Après avoir parcouru le monde, être parti un beau matin en direction de Moscou sur les traces de Cendrars:
- En ce temps-là j’étais en mon adolescence /
J’avais à peine seize ans et je ne me souvenais déjà plus de mon enfance /
J’étais à seize mille lieues de ma naissance
(…)
« Blaise, dis, sommes-nous bien loin de Montmartre ? « …
écrit un premier livre («Billet aller simple»), Hofmann décide de passer une saison sur les alpages. L’écrivain voyageur se replie sur le plus vieux métier (masculin) du monde: berger, ou pasteur, ou moutonnier.

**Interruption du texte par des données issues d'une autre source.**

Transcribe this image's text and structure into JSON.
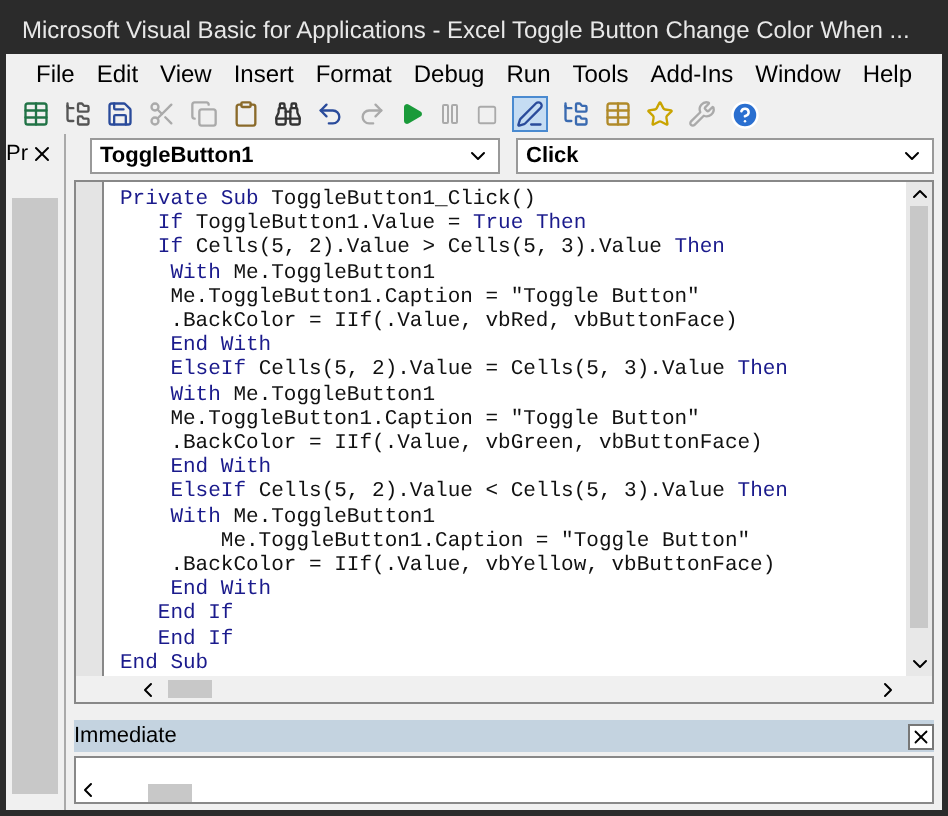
{
  "window": {
    "title": "Microsoft Visual Basic for Applications - Excel Toggle Button Change Color When ..."
  },
  "menu": [
    "File",
    "Edit",
    "View",
    "Insert",
    "Format",
    "Debug",
    "Run",
    "Tools",
    "Add-Ins",
    "Window",
    "Help"
  ],
  "project_panel": {
    "title": "Pr"
  },
  "object_dropdown": {
    "value": "ToggleButton1"
  },
  "procedure_dropdown": {
    "value": "Click"
  },
  "code_lines": [
    [
      {
        "text": "Private Sub",
        "kind": "keyword"
      },
      {
        "text": " ToggleButton1_Click()",
        "kind": "plain"
      }
    ],
    [
      {
        "text": "   If",
        "kind": "keyword"
      },
      {
        "text": " ToggleButton1.Value = ",
        "kind": "plain"
      },
      {
        "text": "True Then",
        "kind": "keyword"
      }
    ],
    [
      {
        "text": "   If",
        "kind": "keyword"
      },
      {
        "text": " Cells(5, 2).Value > Cells(5, 3).Value ",
        "kind": "plain"
      },
      {
        "text": "Then",
        "kind": "keyword"
      }
    ],
    [
      {
        "text": "    With",
        "kind": "keyword"
      },
      {
        "text": " Me.ToggleButton1",
        "kind": "plain"
      }
    ],
    [
      {
        "text": "    Me.ToggleButton1.Caption = \"Toggle Button\"",
        "kind": "plain"
      }
    ],
    [
      {
        "text": "    .BackColor = IIf(.Value, vbRed, vbButtonFace)",
        "kind": "plain"
      }
    ],
    [
      {
        "text": "    End With",
        "kind": "keyword"
      }
    ],
    [
      {
        "text": "    ElseIf",
        "kind": "keyword"
      },
      {
        "text": " Cells(5, 2).Value = Cells(5, 3).Value ",
        "kind": "plain"
      },
      {
        "text": "Then",
        "kind": "keyword"
      }
    ],
    [
      {
        "text": "    With",
        "kind": "keyword"
      },
      {
        "text": " Me.ToggleButton1",
        "kind": "plain"
      }
    ],
    [
      {
        "text": "    Me.ToggleButton1.Caption = \"Toggle Button\"",
        "kind": "plain"
      }
    ],
    [
      {
        "text": "    .BackColor = IIf(.Value, vbGreen, vbButtonFace)",
        "kind": "plain"
      }
    ],
    [
      {
        "text": "    End With",
        "kind": "keyword"
      }
    ],
    [
      {
        "text": "    ElseIf",
        "kind": "keyword"
      },
      {
        "text": " Cells(5, 2).Value < Cells(5, 3).Value ",
        "kind": "plain"
      },
      {
        "text": "Then",
        "kind": "keyword"
      }
    ],
    [
      {
        "text": "    With",
        "kind": "keyword"
      },
      {
        "text": " Me.ToggleButton1",
        "kind": "plain"
      }
    ],
    [
      {
        "text": "        Me.ToggleButton1.Caption = \"Toggle Button\"",
        "kind": "plain"
      }
    ],
    [
      {
        "text": "    .BackColor = IIf(.Value, vbYellow, vbButtonFace)",
        "kind": "plain"
      }
    ],
    [
      {
        "text": "    End With",
        "kind": "keyword"
      }
    ],
    [
      {
        "text": "   End If",
        "kind": "keyword"
      }
    ],
    [
      {
        "text": "   End If",
        "kind": "keyword"
      }
    ],
    [
      {
        "text": "End Sub",
        "kind": "keyword"
      }
    ]
  ],
  "immediate": {
    "title": "Immediate"
  }
}
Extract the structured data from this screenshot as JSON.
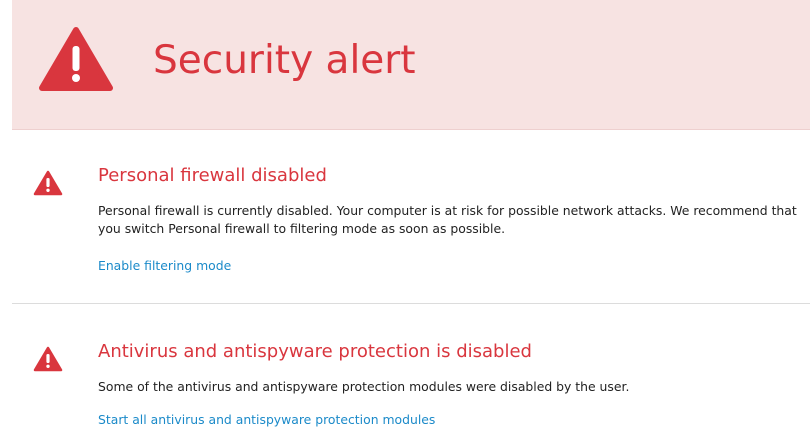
{
  "header": {
    "title": "Security alert",
    "icon": "warning-triangle-icon",
    "background_color": "#f7e3e2",
    "accent_color": "#d9363e"
  },
  "alerts": [
    {
      "icon": "warning-triangle-icon",
      "title": "Personal firewall disabled",
      "text": "Personal firewall is currently disabled. Your computer is at risk for possible network attacks. We recommend that you switch Personal firewall to filtering mode as soon as possible.",
      "link": "Enable filtering mode"
    },
    {
      "icon": "warning-triangle-icon",
      "title": "Antivirus and antispyware protection is disabled",
      "text": "Some of the antivirus and antispyware protection modules were disabled by the user.",
      "link": "Start all antivirus and antispyware protection modules"
    }
  ],
  "colors": {
    "link": "#1b8ac9",
    "body_text": "#222222"
  }
}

Hofmann, qui garde les pieds sur le pâturage, se sent assez moutonnier. Comme il ne dissocie pas écriture et boulot, il jette un texte sur des carnets. Cela donne «Estive», un récit fort qui, partant du concret, du rapport aux choses et aux bêtes, pose une borne littéraire en ce début de siècle. Dans un style et une langue qui annoncent à n’en pas douter un écrivain à venir.
Sans vouloir coller une étiquette un peu lourde à porter, il y a dans «Estive» la patte qui rappelle le jeune Ramuz du «Village dans la Montagne». Mais alors que l’ancêtre courait après le beau langage imagé, Hofmann coupe court:
- A la deuxième bouteille, il parle de son opération de la hanche, moi de mes chiens, lui du voisin, puis le ton monte, il fait de puissantes charognées parce que Charly a dû verser une boille entière de crème au cochon, parce que les pâtissiers n’en voulaient pas pour leur beurre…(p. 42)
Il le fait toutefois avec délicatesse, en montrant quelques pages plus loin qu’il n’est pas dénué de sentiments:
- Silène, anémone, molène, primevère, renoncule, millepertuis, orchidée, campanule… Faut-il connaître le nom des étoiles et des montagnes pour les aimer? Les astronautes sont de froids mathématiciens. Quand on leur donne la parole, les grands alpinistes sont si décevants. (p. 65)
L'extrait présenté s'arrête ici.